Pritzker mentioned the Cherry Mine Disaster in neighboring Bureau County and the Ottawa Radium Girls as two labor disasters that show how necessary worker protections are.
“These were preventable losses and they sparked a cry for change that inspired us in our fight to bolster safe working conditions across the nation,” Pritzker said. “We honor the fallen as we do that work.”
Pritzker said that in November, voters in Illinois will see the workers’ rights amendment on the ballot, which would make Illinois the first state to make the right to a safe work place a constitutional one.
State Rep.
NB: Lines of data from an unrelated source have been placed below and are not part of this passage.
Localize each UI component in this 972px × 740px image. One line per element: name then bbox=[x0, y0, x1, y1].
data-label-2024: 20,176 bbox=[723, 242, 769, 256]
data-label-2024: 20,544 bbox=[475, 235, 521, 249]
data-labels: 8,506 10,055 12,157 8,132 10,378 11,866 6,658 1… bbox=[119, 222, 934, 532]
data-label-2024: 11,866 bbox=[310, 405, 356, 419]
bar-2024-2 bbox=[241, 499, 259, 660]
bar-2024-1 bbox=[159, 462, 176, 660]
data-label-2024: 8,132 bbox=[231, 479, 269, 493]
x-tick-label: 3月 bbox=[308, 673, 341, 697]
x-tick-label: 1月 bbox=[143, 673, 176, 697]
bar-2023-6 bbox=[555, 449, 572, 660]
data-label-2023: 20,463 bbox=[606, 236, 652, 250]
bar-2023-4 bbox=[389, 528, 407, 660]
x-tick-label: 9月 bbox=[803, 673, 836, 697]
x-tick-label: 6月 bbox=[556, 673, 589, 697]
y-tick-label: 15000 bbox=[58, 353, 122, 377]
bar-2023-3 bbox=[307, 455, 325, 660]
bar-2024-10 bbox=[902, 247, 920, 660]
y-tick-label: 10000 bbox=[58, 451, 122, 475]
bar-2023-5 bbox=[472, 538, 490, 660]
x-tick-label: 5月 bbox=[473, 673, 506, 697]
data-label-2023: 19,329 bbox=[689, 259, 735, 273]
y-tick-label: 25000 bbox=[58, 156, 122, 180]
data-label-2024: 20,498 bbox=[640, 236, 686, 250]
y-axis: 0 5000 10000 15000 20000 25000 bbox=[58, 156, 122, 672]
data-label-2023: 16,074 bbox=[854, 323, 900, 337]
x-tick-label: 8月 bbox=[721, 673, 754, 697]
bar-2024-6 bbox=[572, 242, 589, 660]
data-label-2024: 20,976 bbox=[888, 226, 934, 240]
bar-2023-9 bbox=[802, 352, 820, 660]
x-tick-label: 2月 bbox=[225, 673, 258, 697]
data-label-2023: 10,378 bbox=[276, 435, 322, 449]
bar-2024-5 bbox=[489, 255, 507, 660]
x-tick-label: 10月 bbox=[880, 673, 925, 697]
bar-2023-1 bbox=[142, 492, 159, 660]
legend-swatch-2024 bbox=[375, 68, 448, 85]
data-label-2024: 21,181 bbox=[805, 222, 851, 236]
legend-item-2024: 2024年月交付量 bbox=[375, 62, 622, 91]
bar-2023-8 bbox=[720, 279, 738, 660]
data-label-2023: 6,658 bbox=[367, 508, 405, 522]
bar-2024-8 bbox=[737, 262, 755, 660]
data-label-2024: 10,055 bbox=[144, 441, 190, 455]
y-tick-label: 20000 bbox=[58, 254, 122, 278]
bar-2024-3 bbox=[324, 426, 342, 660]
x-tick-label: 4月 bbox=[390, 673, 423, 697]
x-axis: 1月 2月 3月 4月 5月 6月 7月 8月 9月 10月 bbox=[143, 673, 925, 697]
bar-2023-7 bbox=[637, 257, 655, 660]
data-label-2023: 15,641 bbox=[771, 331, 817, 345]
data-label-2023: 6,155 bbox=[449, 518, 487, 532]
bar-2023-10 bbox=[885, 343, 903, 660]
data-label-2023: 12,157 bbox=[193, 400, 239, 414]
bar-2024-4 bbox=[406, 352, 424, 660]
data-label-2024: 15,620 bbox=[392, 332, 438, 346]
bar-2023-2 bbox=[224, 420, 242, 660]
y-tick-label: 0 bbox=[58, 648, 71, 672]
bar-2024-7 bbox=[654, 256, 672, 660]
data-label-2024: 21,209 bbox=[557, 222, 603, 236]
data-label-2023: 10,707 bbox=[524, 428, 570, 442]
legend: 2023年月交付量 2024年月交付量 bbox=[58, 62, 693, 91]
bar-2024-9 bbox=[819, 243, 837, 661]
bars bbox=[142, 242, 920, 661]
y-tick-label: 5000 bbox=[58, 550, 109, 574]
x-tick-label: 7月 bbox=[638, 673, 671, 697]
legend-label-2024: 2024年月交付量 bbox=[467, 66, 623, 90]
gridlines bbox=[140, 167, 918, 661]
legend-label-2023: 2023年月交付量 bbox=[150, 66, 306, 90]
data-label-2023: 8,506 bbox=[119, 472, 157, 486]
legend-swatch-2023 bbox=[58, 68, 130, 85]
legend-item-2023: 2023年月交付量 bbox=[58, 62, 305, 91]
Lance Yednock, D-Ottawa, is a union man, himself, as a member of Operating Engineers Local 150, and he spoke about the importance of Thursday’s event.
“Memorializing our fallen family is a bittersweet exercise,” Yednock said. “We want them to rest in peace while we ensure their memory lives on by educating kids about the historic sacrifices that were made right here in Marseilles.”
Yednock said the founding of Local 393 in Marseilles is a proud moment for the Illinois Valley because it created labor roots for the region.
“Illinois is a state with a long history of respecting workers’ rights, and the rights of people to form and join unions if they so choose,” Yednock said.
Yednock said one of his proudest moments was having his bill to ban local “right-to-work zones” (where employees at a unionized company could choose to not pay union fees if they declined to join the union) be one of the first bills signed by Pritzker when he took office in 2019. Pritzker reacted with eye contact and a smile.
Mendoza, Treasurer Frerichs and Attorney General Kwame Raoul also attended, along with Tim Drea from the Illinois AFL-CIO, and Brandon Phelps from ULLICO.